The vibe on campus was eerie, and no one said a word to each other as they walked home. Over 60,000 people go to Ohio State, so silence is not something we’re used to or comfortable with. I felt like screaming. 

The rest of the afternoon was spent watching the news and fighting off tears. I later tested out my theory that Kate Hudson movies and Chinese food could fix anything, and while How To Lose A Guy In 10 Days and fried rice were welcome distractions, they didn’t quite soothe all concerns. 

I was dreading going to bed, but I desperately wanted the day to end. A little over six months ago, my house on campus was robbed.
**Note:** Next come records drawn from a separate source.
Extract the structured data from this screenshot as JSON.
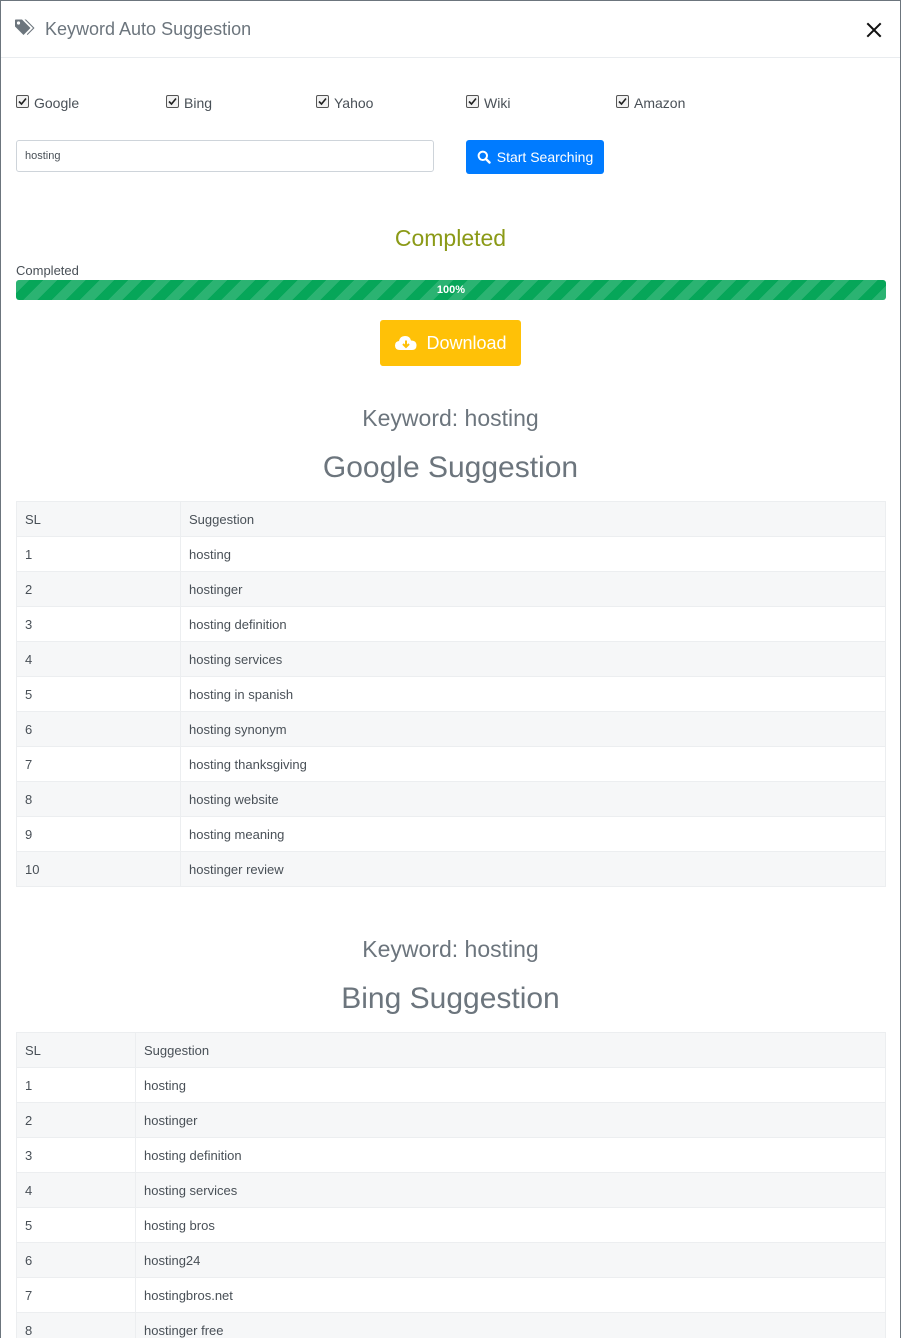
{
  "header": {
    "title": "Keyword Auto Suggestion",
    "close_symbol": "×"
  },
  "engines": [
    {
      "label": "Google",
      "checked": true
    },
    {
      "label": "Bing",
      "checked": true
    },
    {
      "label": "Yahoo",
      "checked": true
    },
    {
      "label": "Wiki",
      "checked": true
    },
    {
      "label": "Amazon",
      "checked": true
    }
  ],
  "search": {
    "value": "hosting",
    "button_label": "Start Searching"
  },
  "status": {
    "heading": "Completed",
    "progress_label": "Completed",
    "progress_text": "100%",
    "progress_fraction": 1.0
  },
  "download": {
    "label": "Download"
  },
  "sections": [
    {
      "keyword_label": "Keyword: hosting",
      "title": "Google Suggestion",
      "columns": [
        "SL",
        "Suggestion"
      ],
      "rows": [
        [
          "1",
          "hosting"
        ],
        [
          "2",
          "hostinger"
        ],
        [
          "3",
          "hosting definition"
        ],
        [
          "4",
          "hosting services"
        ],
        [
          "5",
          "hosting in spanish"
        ],
        [
          "6",
          "hosting synonym"
        ],
        [
          "7",
          "hosting thanksgiving"
        ],
        [
          "8",
          "hosting website"
        ],
        [
          "9",
          "hosting meaning"
        ],
        [
          "10",
          "hostinger review"
        ]
      ]
    },
    {
      "keyword_label": "Keyword: hosting",
      "title": "Bing Suggestion",
      "columns": [
        "SL",
        "Suggestion"
      ],
      "rows": [
        [
          "1",
          "hosting"
        ],
        [
          "2",
          "hostinger"
        ],
        [
          "3",
          "hosting definition"
        ],
        [
          "4",
          "hosting services"
        ],
        [
          "5",
          "hosting bros"
        ],
        [
          "6",
          "hosting24"
        ],
        [
          "7",
          "hostingbros.net"
        ],
        [
          "8",
          "hostinger free"
        ]
      ]
    }
  ],
  "icons": {
    "title": "tags-icon",
    "search": "search-icon",
    "download": "cloud-download-icon",
    "close": "close-icon"
  },
  "colors": {
    "primary": "#007bff",
    "success": "#06a659",
    "warning": "#ffc107",
    "status_text": "#8b9a17"
  }
}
I woke up to someone opening the door to my bedroom, and feeling safe again in Columbus (especially at night) is something I have been actively working on ever since. The attack didn’t help, and I didn’t sleep at all. I tried meditating (usually my saving grace), but reruns of Vanderpump Rules ended up providing more comfort. 

Tuesday consisted of reminding myself not to jump every time I heard a loud noise/siren and distracting myself with homework. I used the same strategy post-robbery, and it worked. For a while. 

The conversations that I overheard and saw on social media in the next few days concerned me. Allowing students to carry guns on campus?  Judging everyone who is Muslim because of one person’s actions? I know these topics are nothing new, but that shouldn’t stop us from being surprised by them. I understand being frustrated, I understand fear, but I don’t understand how allowing students to bring their guns (especially since no one really knew what was happening in this scenario) or how hate speech is going to help anyone. It makes me sad. And confused.

Living in a swing state during one of the most controversial elections in history was a fascinating and horrifying experience. I do not want to alienate anyone, and I wish there was a way to prevent things like this from happening that didn’t involve fighting over policies, but I know that’s not realistic. It’s an uncomfortable realization that our world is nowhere near perfect, and we need to put aside our differences to just make it better.

It’s been a few days since the attack, and life on campus seems to be back to normal. Finals are around the corner and life goes on. Personally, I’m fighting all of my bad habits and trying to be physically healthy so my mind is too. I learned from my therapist that mindfulness is the best thing you can do for yourself, so exercise, eating healthy and meditating are at the top of my to-do list. 

I hope my fellow Buckeyes are taking the steps they need to feel comfortable again because Ohio State really is a magical place. The possibilities are endless and the energy is electric, and I refuse to let anyone take that away from me.